Voici un panorama quasi complet qui nous permet d'apprécier le génie authentique d'un compositeur digne des plus grands du XXème siècle. Bernard Herrmann a en effet assimilé l'art symphonique des grands compositeur romantiques (Berlioz, dont il dévore le traité d'orchestration, Tchaikowsky, Wagner...) et plus récents (Ravel, Debussy, Satie, Stravinsky, Bartok, son ami Ives, Sibelius...), tout en se forgeant son propre style, reconnaissable entre mille par son originalité et sa puissance évocatrice.
Et c'est bien plus que du remplissage musical qu'il nous est donné d'entendre ici, car Bernard Herrmann possède la stature d'un compositeur à part entière.
En effet, sa musique ne se contente pas de souligner les images, de les commenter, mais elle en constitue un véritable complément indispensable sans lequel ces mêmes images perdraient leur propre pouvoir visuel : par exemple, impossible d'imaginer la scène de la douche de "Psychose" sans la musique d'Herrmann, tant l'image et la musique ne font qu'un, jusqu'à la fusion la plus parfaite, dont l'effet n'en est que plus puissamment terrifiant.
En revanche, cette même musique peut très bien s'écouter sans les images, étant donné que sa qualité artistique intrinsèque fait qu'elle se suffit à elle-même.

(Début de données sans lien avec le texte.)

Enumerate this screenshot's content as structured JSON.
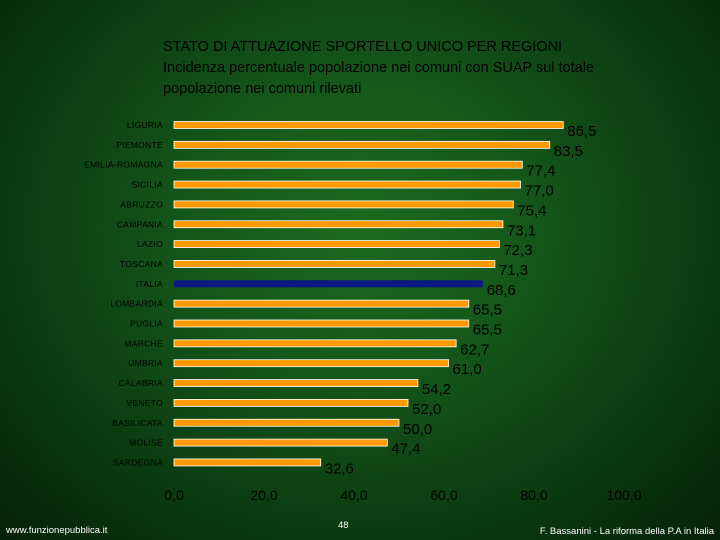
{
  "title_lines": [
    "STATO DI ATTUAZIONE SPORTELLO UNICO PER REGIONI",
    "Incidenza percentuale popolazione nei comuni con SUAP sul totale",
    "popolazione nei comuni rilevati"
  ],
  "footer": {
    "left": "www.funzionepubblica.it",
    "page": "48",
    "right": "F. Bassanini - La riforma della P.A in Italia"
  },
  "colors": {
    "bar": "#ff9900",
    "bar_highlight": "#0a1a80",
    "bar_outline": "#ffffff"
  },
  "chart_data": {
    "type": "bar",
    "orientation": "horizontal",
    "categories": [
      "LIGURIA",
      "PIEMONTE",
      "EMILIA-ROMAGNA",
      "SICILIA",
      "ABRUZZO",
      "CAMPANIA",
      "LAZIO",
      "TOSCANA",
      "ITALIA",
      "LOMBARDIA",
      "PUGLIA",
      "MARCHE",
      "UMBRIA",
      "CALABRIA",
      "VENETO",
      "BASILICATA",
      "MOLISE",
      "SARDEGNA"
    ],
    "values": [
      86.5,
      83.5,
      77.4,
      77.0,
      75.4,
      73.1,
      72.3,
      71.3,
      68.6,
      65.5,
      65.5,
      62.7,
      61.0,
      54.2,
      52.0,
      50.0,
      47.4,
      32.6
    ],
    "value_labels": [
      "86,5",
      "83,5",
      "77,4",
      "77,0",
      "75,4",
      "73,1",
      "72,3",
      "71,3",
      "68,6",
      "65,5",
      "65,5",
      "62,7",
      "61,0",
      "54,2",
      "52,0",
      "50,0",
      "47,4",
      "32,6"
    ],
    "highlight_category": "ITALIA",
    "xlim": [
      0,
      100
    ],
    "x_ticks": [
      0,
      20,
      40,
      60,
      80,
      100
    ],
    "x_tick_labels": [
      "0,0",
      "20,0",
      "40,0",
      "60,0",
      "80,0",
      "100,0"
    ],
    "grid": false
  }
}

Ainsi, le prélude de "La mort aux trousses"(North by northwest) est un véritable petit chef-d'œuvre d'orchestration virtuose, qui illustre la parfaite maîtrise de l'écriture symphonique d'Herrmann. En trois minutes seulement, nous voici plongés dans l'angoisse du film par un monstrueux fandango joyeusement grinçant, qui exprime, avec une luxuriance orchestrale d'une grande densité, tout le non sens de l'intrigue.
"Marnie" et "Sueurs froides" (Vertigo) constituent de merveilleuses réussites narratives et psychodramatiques, sans jamais tomber dans le sentimentalisme facile et outrancier : Herrmann sublime le romantisme jusqu'à l'incandescence, mais sait s'arrêter juste à point, là où d'autres sombreraient dans la vulgarité la plus crasse.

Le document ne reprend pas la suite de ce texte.